A process is an independent program in execution with its own memory space. A thread is a lightweight unit of execution within a process, sharing the same memory. Processes are isolated (safer), threads share memory (faster communication but need synchronization). Context switching between processes is costly; between threads, less so.
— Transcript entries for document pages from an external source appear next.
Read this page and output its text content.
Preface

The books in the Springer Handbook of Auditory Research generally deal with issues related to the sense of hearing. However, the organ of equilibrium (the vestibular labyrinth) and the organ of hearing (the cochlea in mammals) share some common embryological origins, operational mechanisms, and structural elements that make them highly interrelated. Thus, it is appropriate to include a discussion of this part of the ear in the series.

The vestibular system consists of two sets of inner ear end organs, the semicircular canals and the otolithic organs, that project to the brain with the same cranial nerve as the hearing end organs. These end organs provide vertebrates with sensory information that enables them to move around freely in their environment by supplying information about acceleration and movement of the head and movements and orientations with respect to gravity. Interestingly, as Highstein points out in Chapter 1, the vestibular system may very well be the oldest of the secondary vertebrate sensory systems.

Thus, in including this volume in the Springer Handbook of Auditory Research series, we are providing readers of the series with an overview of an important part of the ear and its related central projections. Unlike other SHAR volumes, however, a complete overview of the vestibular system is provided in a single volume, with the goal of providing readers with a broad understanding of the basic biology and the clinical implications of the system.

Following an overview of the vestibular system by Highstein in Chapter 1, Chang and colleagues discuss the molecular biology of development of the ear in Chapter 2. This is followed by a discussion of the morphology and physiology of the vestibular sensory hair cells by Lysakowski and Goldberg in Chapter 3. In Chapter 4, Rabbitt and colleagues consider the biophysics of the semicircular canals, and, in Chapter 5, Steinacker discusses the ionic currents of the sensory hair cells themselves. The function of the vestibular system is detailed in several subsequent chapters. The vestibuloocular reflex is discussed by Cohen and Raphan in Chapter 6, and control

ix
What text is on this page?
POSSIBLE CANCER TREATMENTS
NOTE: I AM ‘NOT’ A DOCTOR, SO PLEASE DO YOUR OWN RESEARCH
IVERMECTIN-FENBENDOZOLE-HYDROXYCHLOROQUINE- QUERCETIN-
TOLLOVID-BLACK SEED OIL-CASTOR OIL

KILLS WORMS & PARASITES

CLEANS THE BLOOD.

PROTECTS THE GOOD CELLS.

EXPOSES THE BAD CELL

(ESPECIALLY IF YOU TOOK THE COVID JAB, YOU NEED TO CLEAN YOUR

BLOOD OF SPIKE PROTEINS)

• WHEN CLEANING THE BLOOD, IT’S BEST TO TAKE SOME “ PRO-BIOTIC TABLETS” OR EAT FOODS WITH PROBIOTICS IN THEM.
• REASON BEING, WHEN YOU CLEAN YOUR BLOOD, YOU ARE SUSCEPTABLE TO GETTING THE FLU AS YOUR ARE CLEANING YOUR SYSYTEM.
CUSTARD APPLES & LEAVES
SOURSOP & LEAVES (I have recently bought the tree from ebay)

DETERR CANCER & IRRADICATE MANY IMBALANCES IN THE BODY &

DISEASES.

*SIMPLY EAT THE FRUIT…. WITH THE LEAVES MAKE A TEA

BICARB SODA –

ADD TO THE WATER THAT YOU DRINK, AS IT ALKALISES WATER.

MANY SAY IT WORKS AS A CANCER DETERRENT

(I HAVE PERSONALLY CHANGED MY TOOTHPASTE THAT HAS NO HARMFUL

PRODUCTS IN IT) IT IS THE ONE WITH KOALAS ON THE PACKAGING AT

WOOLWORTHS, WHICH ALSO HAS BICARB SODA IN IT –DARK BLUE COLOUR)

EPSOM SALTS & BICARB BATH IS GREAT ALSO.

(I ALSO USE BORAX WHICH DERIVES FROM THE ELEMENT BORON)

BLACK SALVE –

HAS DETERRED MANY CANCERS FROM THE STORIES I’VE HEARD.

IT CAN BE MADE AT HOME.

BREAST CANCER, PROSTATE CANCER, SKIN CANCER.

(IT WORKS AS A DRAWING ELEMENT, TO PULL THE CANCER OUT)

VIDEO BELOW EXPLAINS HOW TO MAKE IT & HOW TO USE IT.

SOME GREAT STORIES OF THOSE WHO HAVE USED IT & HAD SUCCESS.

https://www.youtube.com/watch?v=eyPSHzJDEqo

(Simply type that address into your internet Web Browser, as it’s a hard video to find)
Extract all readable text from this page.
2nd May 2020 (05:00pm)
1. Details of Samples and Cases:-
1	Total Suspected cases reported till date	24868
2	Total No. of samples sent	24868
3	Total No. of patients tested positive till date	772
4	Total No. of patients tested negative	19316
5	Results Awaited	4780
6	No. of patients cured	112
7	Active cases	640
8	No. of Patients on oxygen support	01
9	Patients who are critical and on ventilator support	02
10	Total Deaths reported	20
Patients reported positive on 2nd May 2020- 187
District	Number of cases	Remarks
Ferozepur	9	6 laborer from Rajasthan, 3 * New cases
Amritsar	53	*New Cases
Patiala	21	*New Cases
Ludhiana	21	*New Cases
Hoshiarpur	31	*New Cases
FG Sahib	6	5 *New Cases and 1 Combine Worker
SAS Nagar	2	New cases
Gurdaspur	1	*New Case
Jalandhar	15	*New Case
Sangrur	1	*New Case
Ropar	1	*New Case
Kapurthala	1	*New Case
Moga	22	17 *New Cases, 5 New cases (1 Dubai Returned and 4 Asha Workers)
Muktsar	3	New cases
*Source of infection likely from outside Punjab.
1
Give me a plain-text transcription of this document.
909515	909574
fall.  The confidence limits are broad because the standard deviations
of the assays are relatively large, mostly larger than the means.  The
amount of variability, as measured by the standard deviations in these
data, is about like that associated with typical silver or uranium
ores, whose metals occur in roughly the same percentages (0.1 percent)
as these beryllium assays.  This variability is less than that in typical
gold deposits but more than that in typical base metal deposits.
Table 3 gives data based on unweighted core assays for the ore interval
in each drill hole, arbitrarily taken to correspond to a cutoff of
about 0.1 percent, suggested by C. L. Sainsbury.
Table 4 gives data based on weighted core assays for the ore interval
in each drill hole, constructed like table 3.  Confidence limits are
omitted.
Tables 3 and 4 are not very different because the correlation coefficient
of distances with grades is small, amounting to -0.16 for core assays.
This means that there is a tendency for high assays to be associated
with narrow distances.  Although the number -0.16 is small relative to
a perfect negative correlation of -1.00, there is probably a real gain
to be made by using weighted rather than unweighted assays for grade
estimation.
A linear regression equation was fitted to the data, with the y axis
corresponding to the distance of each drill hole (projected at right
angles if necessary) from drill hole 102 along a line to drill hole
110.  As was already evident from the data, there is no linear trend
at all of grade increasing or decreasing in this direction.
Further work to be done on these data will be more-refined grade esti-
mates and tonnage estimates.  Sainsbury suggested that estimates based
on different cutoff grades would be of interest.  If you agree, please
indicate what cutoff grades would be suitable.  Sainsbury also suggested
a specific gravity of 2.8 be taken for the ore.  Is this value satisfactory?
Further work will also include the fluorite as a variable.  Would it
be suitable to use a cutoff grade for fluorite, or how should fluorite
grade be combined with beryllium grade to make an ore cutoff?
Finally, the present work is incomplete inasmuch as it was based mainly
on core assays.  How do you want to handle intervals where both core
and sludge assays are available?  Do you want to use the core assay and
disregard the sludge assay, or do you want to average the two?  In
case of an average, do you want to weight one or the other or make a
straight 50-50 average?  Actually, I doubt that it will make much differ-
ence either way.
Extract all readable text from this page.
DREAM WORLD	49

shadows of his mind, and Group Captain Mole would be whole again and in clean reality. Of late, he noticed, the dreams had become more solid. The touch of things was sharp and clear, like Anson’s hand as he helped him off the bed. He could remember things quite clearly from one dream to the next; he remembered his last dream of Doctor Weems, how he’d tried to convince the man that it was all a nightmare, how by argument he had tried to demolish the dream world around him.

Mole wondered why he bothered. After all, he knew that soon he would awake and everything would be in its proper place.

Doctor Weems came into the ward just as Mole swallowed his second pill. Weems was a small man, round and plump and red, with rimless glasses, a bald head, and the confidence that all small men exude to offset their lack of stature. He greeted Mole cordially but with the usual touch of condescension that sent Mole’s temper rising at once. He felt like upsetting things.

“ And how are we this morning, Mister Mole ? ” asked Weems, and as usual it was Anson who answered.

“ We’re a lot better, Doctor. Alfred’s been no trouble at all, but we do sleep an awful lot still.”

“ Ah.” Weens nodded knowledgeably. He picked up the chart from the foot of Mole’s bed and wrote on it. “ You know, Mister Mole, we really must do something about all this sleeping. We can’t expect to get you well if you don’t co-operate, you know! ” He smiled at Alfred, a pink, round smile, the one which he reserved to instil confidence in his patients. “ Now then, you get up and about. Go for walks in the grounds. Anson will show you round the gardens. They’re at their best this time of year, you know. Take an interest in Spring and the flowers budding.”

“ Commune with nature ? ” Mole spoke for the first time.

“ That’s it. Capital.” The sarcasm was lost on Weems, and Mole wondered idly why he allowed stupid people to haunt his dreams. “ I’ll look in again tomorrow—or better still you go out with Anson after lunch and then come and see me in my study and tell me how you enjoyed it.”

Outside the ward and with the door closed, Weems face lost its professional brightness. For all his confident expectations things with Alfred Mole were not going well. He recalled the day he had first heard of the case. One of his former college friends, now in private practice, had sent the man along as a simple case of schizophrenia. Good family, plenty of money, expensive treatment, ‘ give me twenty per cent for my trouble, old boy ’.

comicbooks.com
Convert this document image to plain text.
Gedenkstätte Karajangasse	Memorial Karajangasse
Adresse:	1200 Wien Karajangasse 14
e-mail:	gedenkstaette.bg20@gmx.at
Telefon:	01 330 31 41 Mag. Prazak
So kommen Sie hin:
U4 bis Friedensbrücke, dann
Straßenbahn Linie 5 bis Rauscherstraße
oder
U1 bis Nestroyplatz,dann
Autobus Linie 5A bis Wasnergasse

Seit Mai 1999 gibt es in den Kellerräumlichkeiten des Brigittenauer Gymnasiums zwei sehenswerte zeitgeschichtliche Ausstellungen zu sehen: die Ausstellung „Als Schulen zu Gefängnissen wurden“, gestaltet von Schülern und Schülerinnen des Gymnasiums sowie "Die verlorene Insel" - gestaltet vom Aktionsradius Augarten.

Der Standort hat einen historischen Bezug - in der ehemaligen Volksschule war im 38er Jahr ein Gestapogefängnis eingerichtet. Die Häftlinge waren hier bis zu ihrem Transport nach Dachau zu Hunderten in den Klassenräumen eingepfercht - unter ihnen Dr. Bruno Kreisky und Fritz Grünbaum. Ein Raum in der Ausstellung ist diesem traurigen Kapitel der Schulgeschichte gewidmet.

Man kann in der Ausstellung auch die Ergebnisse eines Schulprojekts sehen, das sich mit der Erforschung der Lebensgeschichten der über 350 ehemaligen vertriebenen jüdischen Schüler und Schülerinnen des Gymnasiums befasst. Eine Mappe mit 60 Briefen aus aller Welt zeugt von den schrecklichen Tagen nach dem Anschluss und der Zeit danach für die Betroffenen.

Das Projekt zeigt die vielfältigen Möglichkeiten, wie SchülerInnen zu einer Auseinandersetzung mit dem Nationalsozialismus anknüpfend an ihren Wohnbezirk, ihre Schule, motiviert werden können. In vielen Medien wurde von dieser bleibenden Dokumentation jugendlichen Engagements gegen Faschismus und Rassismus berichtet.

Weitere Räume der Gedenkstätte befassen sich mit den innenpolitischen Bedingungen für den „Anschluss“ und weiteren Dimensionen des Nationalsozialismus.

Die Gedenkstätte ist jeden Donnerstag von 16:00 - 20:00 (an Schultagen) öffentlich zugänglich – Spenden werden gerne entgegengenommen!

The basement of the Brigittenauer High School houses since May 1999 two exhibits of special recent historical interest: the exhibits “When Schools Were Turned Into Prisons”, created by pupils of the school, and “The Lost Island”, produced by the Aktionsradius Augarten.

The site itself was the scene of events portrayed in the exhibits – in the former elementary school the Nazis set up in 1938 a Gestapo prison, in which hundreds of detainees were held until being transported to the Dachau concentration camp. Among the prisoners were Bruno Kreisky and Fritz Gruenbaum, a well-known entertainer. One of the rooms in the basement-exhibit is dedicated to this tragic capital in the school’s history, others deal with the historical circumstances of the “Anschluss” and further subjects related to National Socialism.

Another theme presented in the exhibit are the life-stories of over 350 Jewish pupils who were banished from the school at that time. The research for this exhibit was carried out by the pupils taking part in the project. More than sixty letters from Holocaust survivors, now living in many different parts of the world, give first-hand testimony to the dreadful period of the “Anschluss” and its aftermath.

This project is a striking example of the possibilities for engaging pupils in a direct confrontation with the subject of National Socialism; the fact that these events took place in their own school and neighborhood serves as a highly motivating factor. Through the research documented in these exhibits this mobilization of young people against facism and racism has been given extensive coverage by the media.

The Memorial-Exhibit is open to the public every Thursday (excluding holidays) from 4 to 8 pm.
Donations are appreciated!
Modern systems use multi-threading for concurrency within a process.

Key Concepts

Deep Dive: Process vs Thread
Feature Process Thread
Memory Own address space Shared with process
Creation cost High Low
Context switch Expensive Cheaper
Communication IPC (pipes, sockets) Shared memory
Crash impact One process only Can crash entire process
Isolation Full None (shared memory)
Deep Dive: Process States
New → Ready → Running → Waiting → Ready → ...
            Terminated
State Description
New Process created
Ready Waiting for CPU
Running Executing on CPU
Waiting Blocked on I/O or event
Terminated Execution complete
Deep Dive: Inter-Process Communication (IPC)
Method Description Use Case
Pipes One-way byte stream Parent-child processes
Message Queues Structured messages Decoupled communication
Shared Memory Shared memory region Fastest IPC
Sockets Network communication Distributed systems
Signals Asynchronous notifications Process control
Common Interview Questions
  • What is the difference between a process and a thread?
  • What is context switching?
  • What are user threads vs kernel threads?
  • What is IPC? Name some methods.
  • What is a zombie process? Orphan process?